En mi caso, particularmente, no tuve que pensar demasiado, pues en la elaboración de la novela El códice de María Magdalena conté con la inestimable ayuda de esas fuentes diferentes que me lo dieron todo prácticamente masticado, y que, aunque contradictorias en muchos casos, y con sus posibles errores, fueron de gran utilidad para poder tener una visión global del panorama político, religioso e histórico de la época, algo fundamental para una adecuada estructura del texto, así como necesario para facturar la trama que envuelve a los hechos.

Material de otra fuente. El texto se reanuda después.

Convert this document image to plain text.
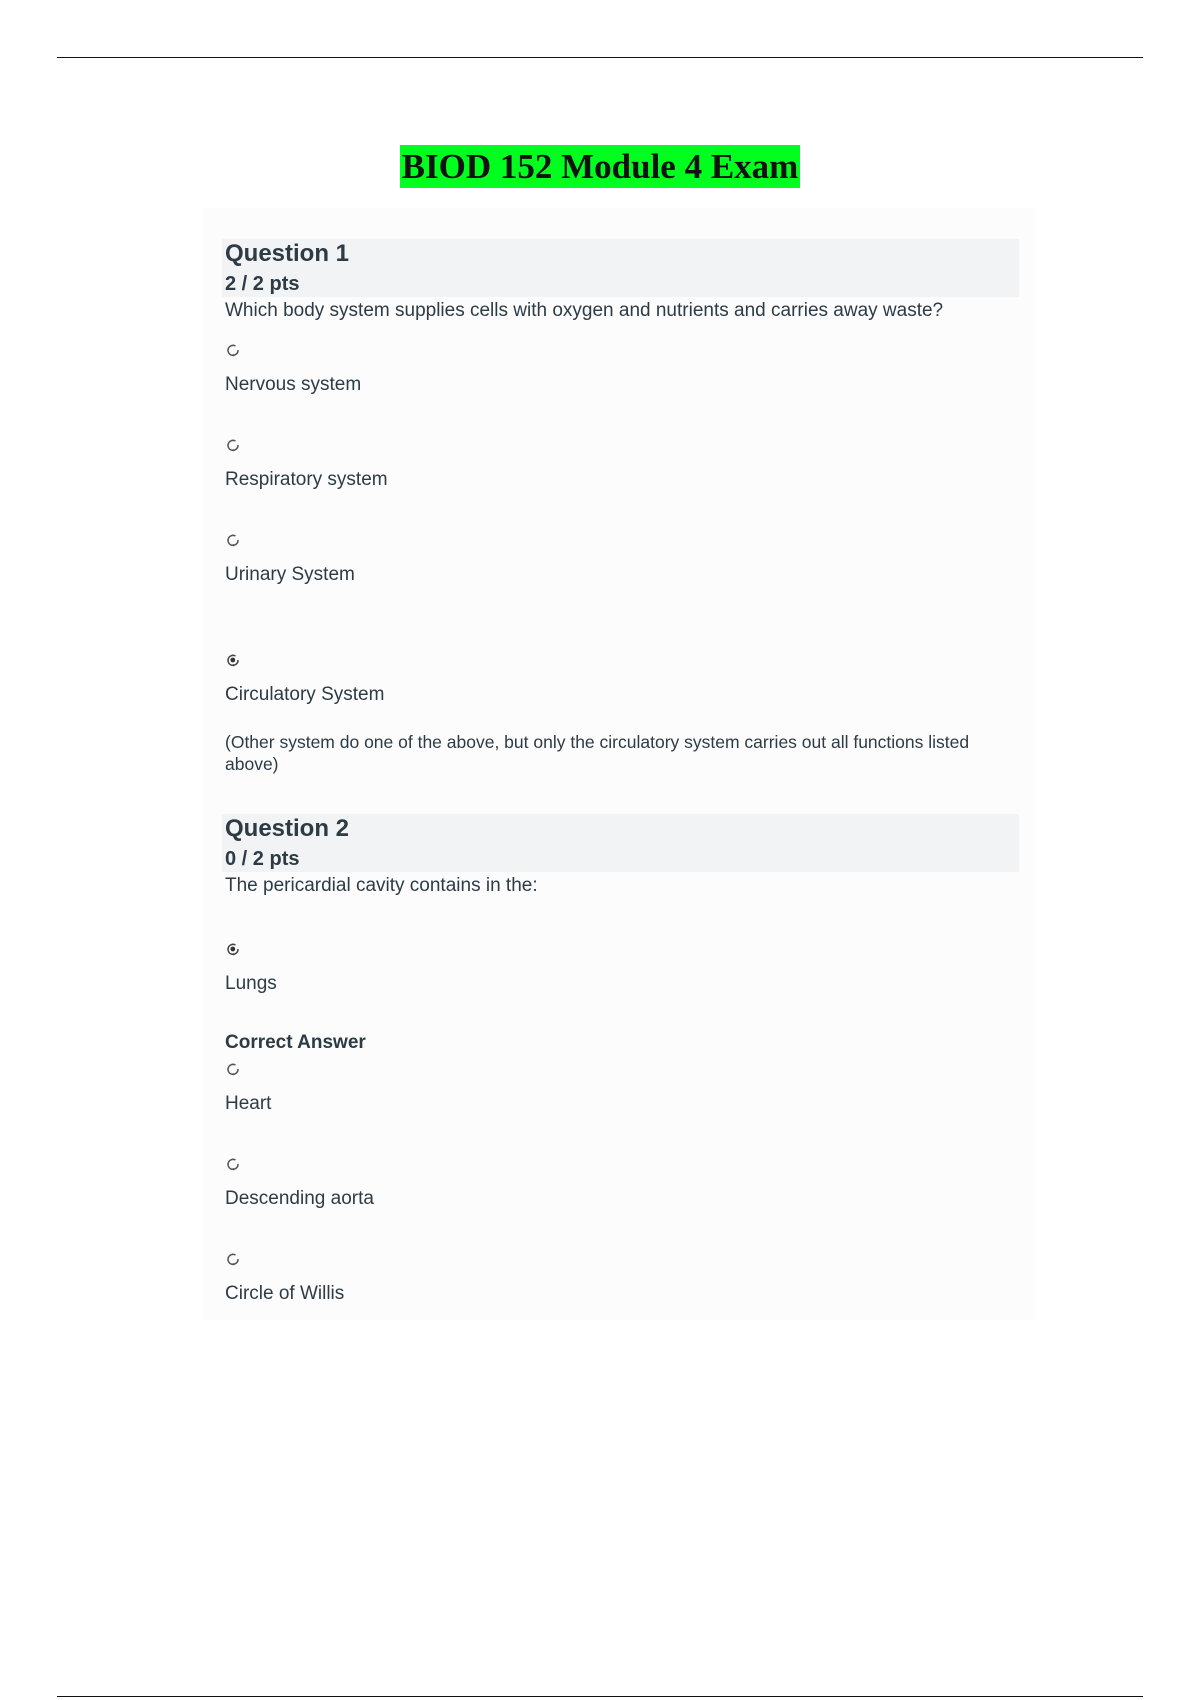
BIOD 152 Module 4 Exam
Question 1
2 / 2 pts
Which body system supplies cells with oxygen and nutrients and carries away waste?
Nervous system
Respiratory system
Urinary System
Circulatory System
(Other system do one of the above, but only the circulatory system carries out all functions listed above)
Question 2
0 / 2 pts
The pericardial cavity contains in the:
Lungs
Correct Answer
Heart
Descending aorta
Circle of Willis
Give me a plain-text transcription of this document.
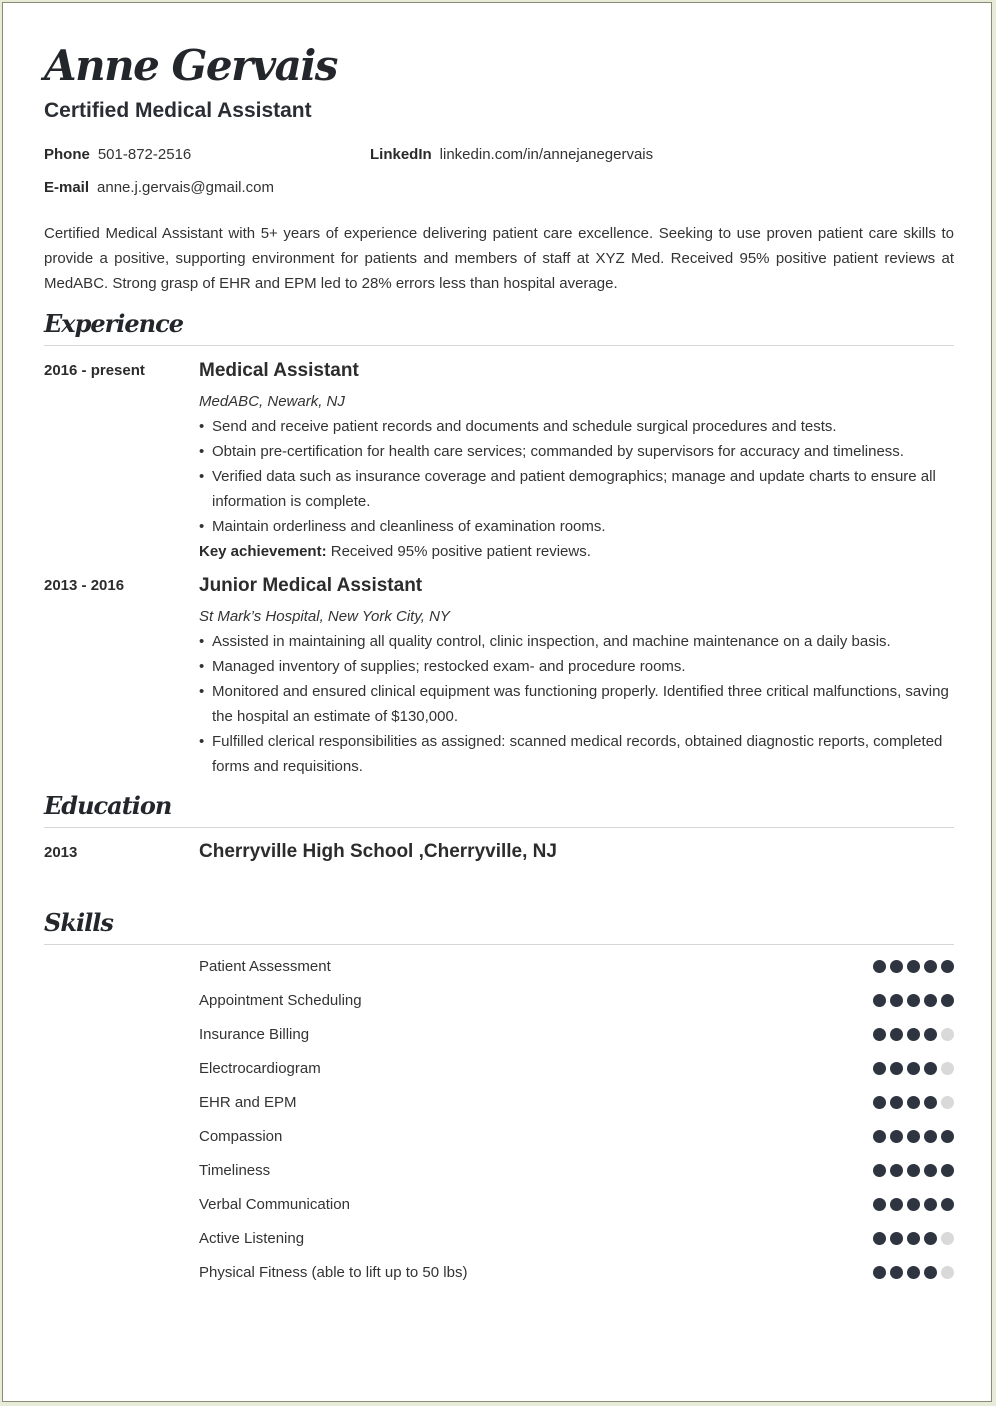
Anne Gervais
Certified Medical Assistant
Phone 501-872-2516	LinkedIn linkedin.com/in/annejanegervais
E-mail anne.j.gervais@gmail.com

Certified Medical Assistant with 5+ years of experience delivering patient care excellence. Seeking to use proven patient care skills to provide a positive, supporting environment for patients and members of staff at XYZ Med. Received 95% positive patient reviews at MedABC. Strong grasp of EHR and EPM led to 28% errors less than hospital average.

Experience
2016 - present	Medical Assistant
MedABC, Newark, NJ
• Send and receive patient records and documents and schedule surgical procedures and tests.
• Obtain pre-certification for health care services; commanded by supervisors for accuracy and timeliness.
• Verified data such as insurance coverage and patient demographics; manage and update charts to ensure all information is complete.
• Maintain orderliness and cleanliness of examination rooms.
Key achievement: Received 95% positive patient reviews.
2013 - 2016	Junior Medical Assistant
St Mark’s Hospital, New York City, NY
• Assisted in maintaining all quality control, clinic inspection, and machine maintenance on a daily basis.
• Managed inventory of supplies; restocked exam- and procedure rooms.
• Monitored and ensured clinical equipment was functioning properly. Identified three critical malfunctions, saving the hospital an estimate of $130,000.
• Fulfilled clerical responsibilities as assigned: scanned medical records, obtained diagnostic reports, completed forms and requisitions.
Education
2013	Cherryville High School ,Cherryville, NJ
Skills
Patient Assessment
Appointment Scheduling
Insurance Billing
Electrocardiogram
EHR and EPM
Compassion
Timeliness
Verbal Communication
Active Listening
Physical Fitness (able to lift up to 50 lbs)
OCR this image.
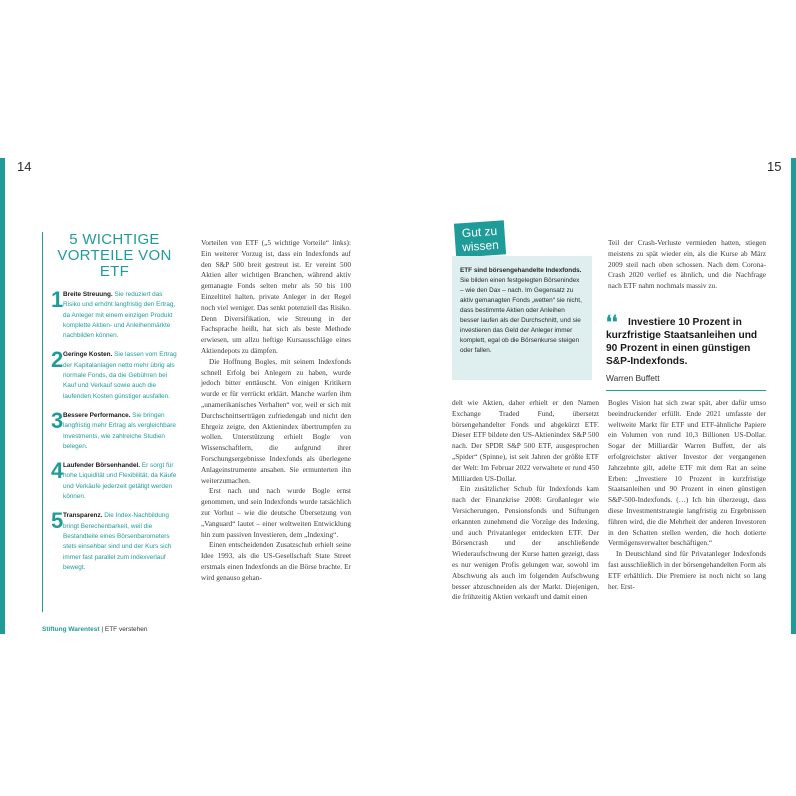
14
5 WICHTIGE VORTEILE VON ETF
1 Breite Streuung. Sie reduziert das Risiko und erhöht langfristig den Ertrag, da Anleger mit einem einzigen Produkt komplette Aktien- und Anleihenmärkte nachbilden können.
2 Geringe Kosten. Sie lassen vom Ertrag der Kapitalanlagen netto mehr übrig als normale Fonds, da die Gebühren bei Kauf und Verkauf sowie auch die laufenden Kosten günstiger ausfallen.
3 Bessere Performance. Sie bringen langfristig mehr Ertrag als vergleichbare Investments, wie zahlreiche Studien belegen.
4 Laufender Börsenhandel. Er sorgt für hohe Liquidität und Flexibilität, da Käufe und Verkäufe jederzeit getätigt werden können.
5 Transparenz. Die Index-Nachbildung bringt Berechenbarkeit, weil die Bestandteile eines Börsenbarometers stets einsehbar sind und der Kurs sich immer fast parallel zum Indexverlauf bewegt.

Vorteilen von ETF („5 wichtige Vorteile“ links): Ein weiterer Vorzug ist, dass ein Indexfonds auf den S&P 500 breit gestreut ist. Er vereint 500 Aktien aller wichtigen Branchen, während aktiv gemanagte Fonds selten mehr als 50 bis 100 Einzeltitel halten, private Anleger in der Regel noch viel weniger. Das senkt potenziell das Risiko. Denn Diversifikation, wie Streuung in der Fachsprache heißt, hat sich als beste Methode erwiesen, um allzu heftige Kursausschläge eines Aktiendepots zu dämpfen.

Die Hoffnung Bogles, mit seinem Indexfonds schnell Erfolg bei Anlegern zu haben, wurde jedoch bitter enttäuscht. Von einigen Kritikern wurde er für verrückt erklärt. Manche warfen ihm „unamerikanisches Verhalten“ vor, weil er sich mit Durchschnittserträgen zufriedengab und nicht den Ehrgeiz zeigte, den Aktienindex übertrumpfen zu wollen. Unterstützung erhielt Bogle von Wissenschaftlern, die aufgrund ihrer Forschungsergebnisse Indexfonds als überlegene Anlageinstrumente ansahen. Sie ermunterten ihn weiterzumachen.

Erst nach und nach wurde Bogle ernst genommen, und sein Indexfonds wurde tatsächlich zur Vorhut – wie die deutsche Übersetzung von „Vanguard“ lautet – einer weltweiten Entwicklung hin zum passiven Investieren, dem „Indexing“.

Einen entscheidenden Zusatzschub erhielt seine Idee 1993, als die US-Gesellschaft State Street erstmals einen Indexfonds an die Börse brachte. Er wird genauso gehan-

Stiftung Warentest | ETF verstehen
15
Gut zu wissen
ETF sind börsengehandelte Indexfonds. Sie bilden einen festgelegten Börsenindex – wie den Dax – nach. Im Gegensatz zu aktiv gemanagten Fonds „wetten“ sie nicht, dass bestimmte Aktien oder Anleihen besser laufen als der Durchschnitt, und sie investieren das Geld der Anleger immer komplett, egal ob die Börsenkurse steigen oder fallen.

delt wie Aktien, daher erhielt er den Namen Exchange Traded Fund, übersetzt börsengehandelter Fonds und abgekürzt ETF. Dieser ETF bildete den US-Aktienindex S&P 500 nach. Der SPDR S&P 500 ETF, ausgesprochen „Spider“ (Spinne), ist seit Jahren der größte ETF der Welt: Im Februar 2022 verwaltete er rund 450 Milliarden US-Dollar.

Ein zusätzlicher Schub für Indexfonds kam nach der Finanzkrise 2008: Großanleger wie Versicherungen, Pensionsfonds und Stiftungen erkannten zunehmend die Vorzüge des Indexing, und auch Privatanleger entdeckten ETF. Der Börsencrash und der anschließende Wiederaufschwung der Kurse hatten gezeigt, dass es nur wenigen Profis gelungen war, sowohl im Abschwung als auch im folgenden Aufschwung besser abzuschneiden als der Markt. Diejenigen, die frühzeitig Aktien verkauft und damit einen

Teil der Crash-Verluste vermieden hatten, stiegen meistens zu spät wieder ein, als die Kurse ab März 2009 steil nach oben schossen. Nach dem Corona-Crash 2020 verlief es ähnlich, und die Nachfrage nach ETF nahm nochmals massiv zu.

❛❛	Investiere 10 Prozent in kurzfristige Staatsanleihen und 90 Prozent in einen günstigen S&P-Indexfonds.
Warren Buffett

Bogles Vision hat sich zwar spät, aber dafür umso beeindruckender erfüllt. Ende 2021 umfasste der weltweite Markt für ETF und ETF-ähnliche Papiere ein Volumen von rund 10,3 Billionen US-Dollar. Sogar der Milliardär Warren Buffett, der als erfolgreichster aktiver Investor der vergangenen Jahrzehnte gilt, adelte ETF mit dem Rat an seine Erben: „Investiere 10 Prozent in kurzfristige Staatsanleihen und 90 Prozent in einen günstigen S&P-500-Indexfonds. (…) Ich bin überzeugt, dass diese Investmentstrategie langfristig zu Ergebnissen führen wird, die die Mehrheit der anderen Investoren in den Schatten stellen werden, die hoch dotierte Vermögensverwalter beschäftigen.“

In Deutschland sind für Privatanleger Indexfonds fast ausschließlich in der börsengehandelten Form als ETF erhältlich. Die Premiere ist noch nicht so lang her. Erst-
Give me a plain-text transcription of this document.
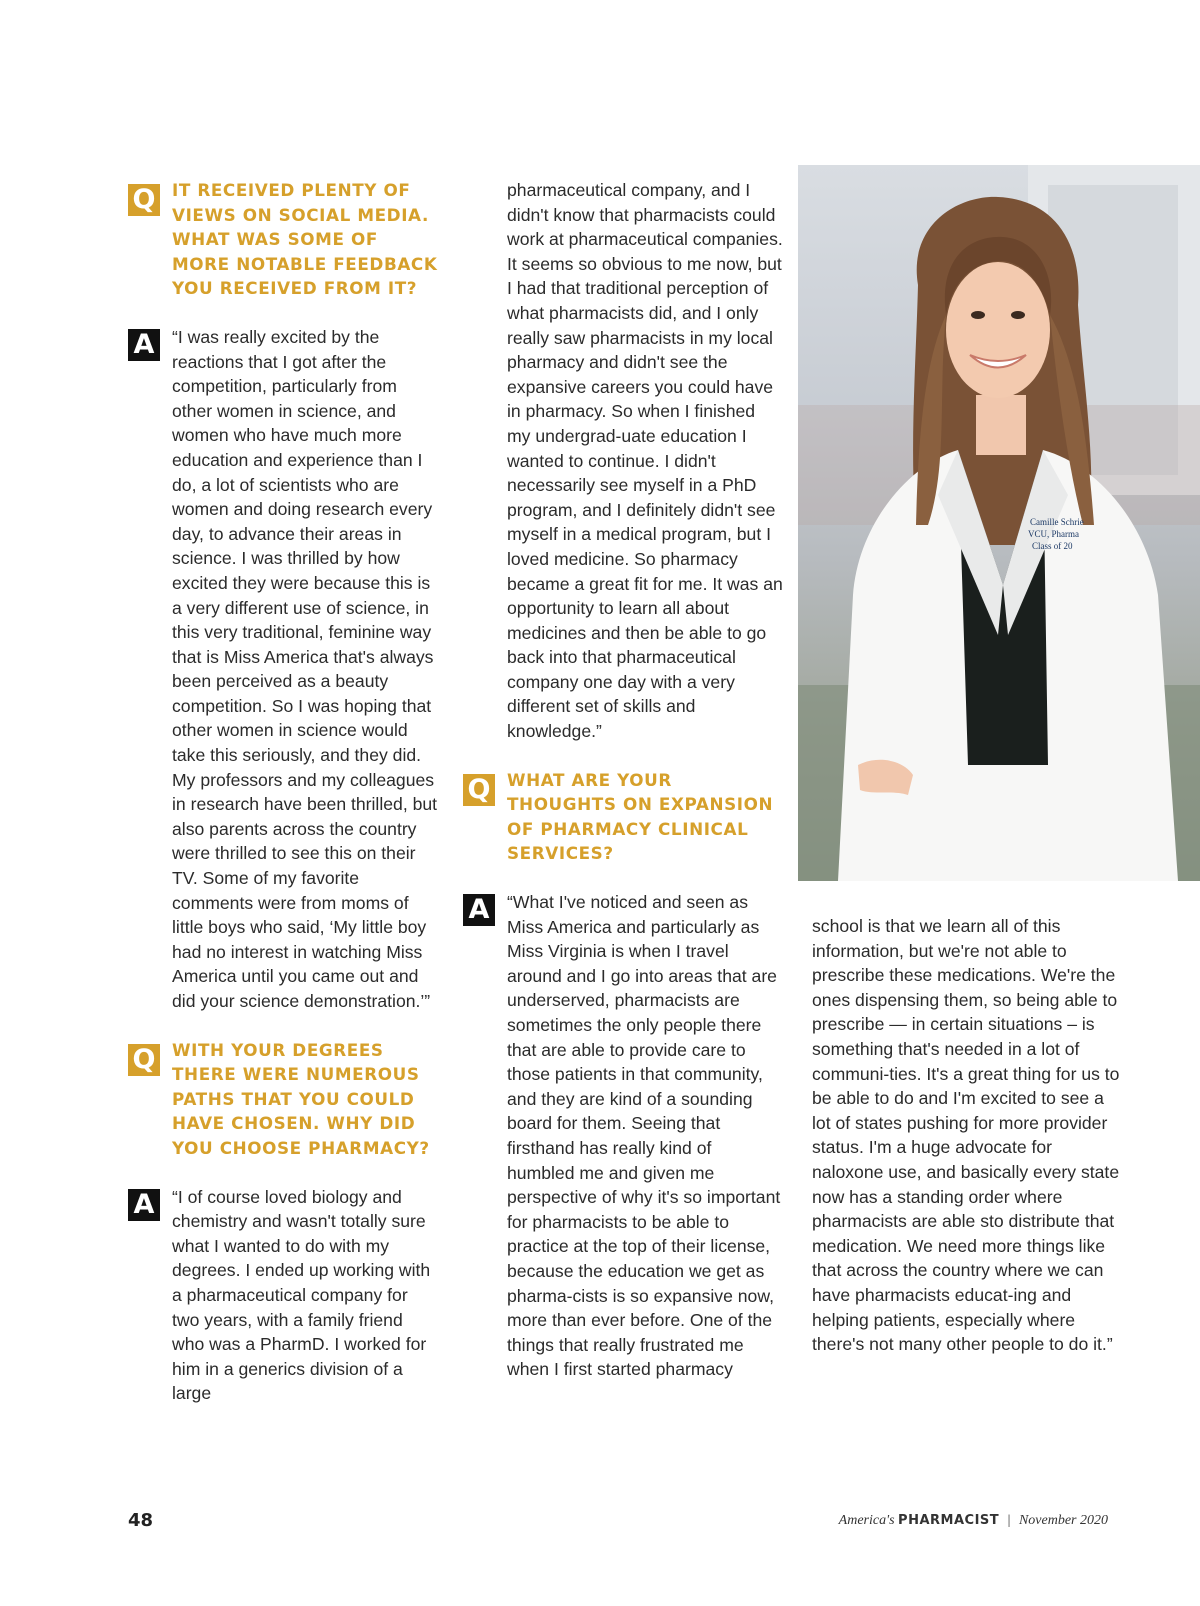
Q IT RECEIVED PLENTY OF VIEWS ON SOCIAL MEDIA. WHAT WAS SOME OF MORE NOTABLE FEEDBACK YOU RECEIVED FROM IT?

A “I was really excited by the reactions that I got after the competition, particularly from other women in science, and women who have much more education and experience than I do, a lot of scientists who are women and doing research every day, to advance their areas in science. I was thrilled by how excited they were because this is a very different use of science, in this very traditional, feminine way that is Miss America that's always been perceived as a beauty competition. So I was hoping that other women in science would take this seriously, and they did. My professors and my colleagues in research have been thrilled, but also parents across the country were thrilled to see this on their TV. Some of my favorite comments were from moms of little boys who said, ‘My little boy had no interest in watching Miss America until you came out and did your science demonstration.’”

Q WITH YOUR DEGREES THERE WERE NUMEROUS PATHS THAT YOU COULD HAVE CHOSEN. WHY DID YOU CHOOSE PHARMACY?

A “I of course loved biology and chemistry and wasn't totally sure what I wanted to do with my degrees. I ended up working with a pharmaceutical company for two years, with a family friend who was a PharmD. I worked for him in a generics division of a large

pharmaceutical company, and I didn't know that pharmacists could work at pharmaceutical companies. It seems so obvious to me now, but I had that traditional perception of what pharmacists did, and I only really saw pharmacists in my local pharmacy and didn't see the expansive careers you could have in pharmacy. So when I finished my undergrad-uate education I wanted to continue. I didn't necessarily see myself in a PhD program, and I definitely didn't see myself in a medical program, but I loved medicine. So pharmacy became a great fit for me. It was an opportunity to learn all about medicines and then be able to go back into that pharmaceutical company one day with a very different set of skills and knowledge.”

Q WHAT ARE YOUR THOUGHTS ON EXPANSION OF PHARMACY CLINICAL SERVICES?

A “What I've noticed and seen as Miss America and particularly as Miss Virginia is when I travel around and I go into areas that are underserved, pharmacists are sometimes the only people there that are able to provide care to those patients in that community, and they are kind of a sounding board for them. Seeing that firsthand has really kind of humbled me and given me perspective of why it's so important for pharmacists to be able to practice at the top of their license, because the education we get as pharma-cists is so expansive now, more than ever before. One of the things that really frustrated me when I first started pharmacy

Camille Schrie
VCU, Pharma
Class of 20

school is that we learn all of this information, but we're not able to prescribe these medications. We're the ones dispensing them, so being able to prescribe — in certain situations – is something that's needed in a lot of communi-ties. It's a great thing for us to be able to do and I'm excited to see a lot of states pushing for more provider status. I'm a huge advocate for naloxone use, and basically every state now has a standing order where pharmacists are able sto distribute that medication. We need more things like that across the country where we can have pharmacists educat-ing and helping patients, especially where there's not many other people to do it.”

48	America's PHARMACIST | November 2020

Consulté diferentes archivos, documentos, mapas antiguos (para saber por dónde moverme con exactitud, intentando ser fiel a la geografía de la época), libros (algunos científicos, teológicos y filosóficos) y buceé en hemerotecas virtuales. Sin embargo, algunos de los datos me los proporcionó esa poderosa arma informativa que es Internet, y sin necesidad de salir de casa o tener que acudir al Archivo Secreto del Vaticano, para lo cual, supongo que habrá que pedir permisos especiales que difícilmente serían concedidos.

También existe una amplia bibliografía religiosa, histórica, ensayística, apócrifa (que no quiere decir falsa, sino secreta, paralela o semejante) y novelística, que utilicé.

Ciertas creencias, que el tiempo ha ido poco a poco consolidando, y que se han instalado en la memoria colectiva como algo real, es cierto que son sólo mitos primitivos que la imaginación de los más ortodoxos ha ido asentando, queriendo que formen parte de una realidad que nunca ha sido tal, aunque se haya coronado en los altares de la forma más solemne.

Pero no nos dejemos arrollar por un pasado en el que muchos de los errores ya se han superado o están en vías de superación.

Lo importante es el presente, y hemos de confiar en que el futuro que nos aguarda puede ser tan venturoso como siempre hemos soñado. Todas las crisis se superan antes o después, y si la crisis de la fe se superó en el siglo pasado con el avance de la ciencia, quizá ahora hemos de ahondar todavía más en ese avance para resolver ciertas cuestiones, pero, al mismo tiempo, puede ser importante que cierta espiritualidad cobre (o recobre) el valor que nunca debió perder, lo que nos puede acercar más a una humanidad que nos haga perder la individualidad y el egoísmo para llevarnos hasta los altares de unos avales que hemos de otorgar a todos aquellos que tenemos a nuestro lado y que nos los demandan con urgencia.

La esperanza en el progreso del ser humano es algo que no hemos de perder nunca, pero la solidaridad debemos empezar a trabajarla con urgencia, y no esperar a que nos caiga del cielo como maná. Tomemos el ejemplo de María Magdalena y de ese hombre al que ella consideró siempre su Dios; porque la vida es tan corta que sólo merece la pena vivirla si es luchando por el futuro de la humanidad: por esa herencia que hemos de dejar, a ser posible, inmaculada y sin grietas, a las generaciones venideras.

Pero la religión debe ser algo que se acepte de una forma individual, sin ningún tipo de presión, coacción o amenaza. Nunca debe ser algo impuesto o institucionalizado por la sociedad o por el estado, como lo fue el cristianismo en la Edad Media o lo es el islam en la actualidad.

Pero en alguna ocasión he hablado de tolerancia y quizá debería hablar de igualdad, porque es posible que la tolerancia esconda un hálito de superioridad, que haga que disculpemos aquello que es diferente a nuestras creencias o a nuestras ideas, pero teniendo la seguridad de que lo que pensamos es lo verdadero; y no se trata de eso, sino de pensar que nosotros podemos estar tan equivocados en nuestros planteamientos como lo puede estar cualquiera con los suyos, algo que los integrismos, que tanto peligro tienen en cualquier estamento o en cualquier religión, no admiten bajo ningún concepto, y acogiéndose a esa incuestionable verdad, que dicen les ampara, proyectan sobre aquellos que consideran infieles toda su violencia, toda su amargura y todo su rencor.